On the other hand, when we’ve been through a bull-run as world markets generally have since last August, then commentators seem to do the opposite and call the market higher still. Meanwhile, as a private investor, you may be thinking the opposite on nothing more complicated than “the market has risen a lot, so it’s inevitably due for a fall” basis.
One potential way around these bull versus bear problems for the private investor is through dollar cost averaging, so what is this exactly and how do you go about it?
Well dollar cost averaging is a potentially useful investment strategy that can be used to iron out the market’s inevitable peaks and troughs. It also helps take the emotion out of your decisions. Simply put, dollar cost averaging is a form of investing whereby you invest equal amounts of money at regular intervals over specific periods of time or ad-infinitum.
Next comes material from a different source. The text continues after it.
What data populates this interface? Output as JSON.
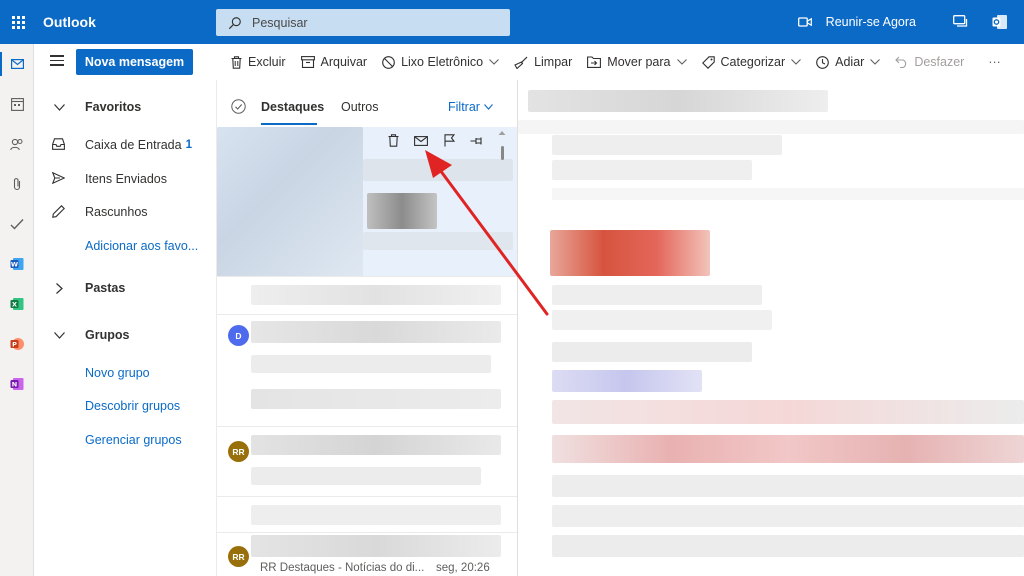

The theory is that you inevitably buy more shares in something when the market is down thereby lowering the total average cost per share of your investment, and gaining from a lower overall cost for the shares you’ve purchased over a long period of time.
In other words, a dollar cost averaging strategy is a kind of admission that none of us ever knows what the market is going to do next – so when it’s down, it’s always going to recover and you’re always going to be buying more units of something on the severest of dips. So it has a lot of merit.
But there are disadvantages. If, for example, you have cash to spare in the middle of a major market slump and you’re felling brave enough to invest it – then strict adherence to a dollar cost averaging strategy precludes you from doing just that.
But perhaps the main disadvantage is in choosing the investment itself. This is, of course, a matter for personal choice and if you aren’t confident in deciding where to invest, then a financial advisor is best-placed to help you spread your investment risk in accordance with your investing objectives and timescales. In this way, dollar cost averaging can be a real boon to the hands-off long-term investors amongst us who haven’t really got the time and/or the inclination and knowledge to be watching the market every day of our lives.
If you’re a real market watcher, though, it can still be a good strategy in ironing out the peaks and troughs and forcing oneself to buy more of our favourite stocks come market rain or shine. This can be great self-discipline in taking the emotion out of things and you will, inevitably, buy more at the lowest points. Whether you’re feeling confident enough to buy more still is up to you – but that isn’t exactly the point of dollar cost averaging.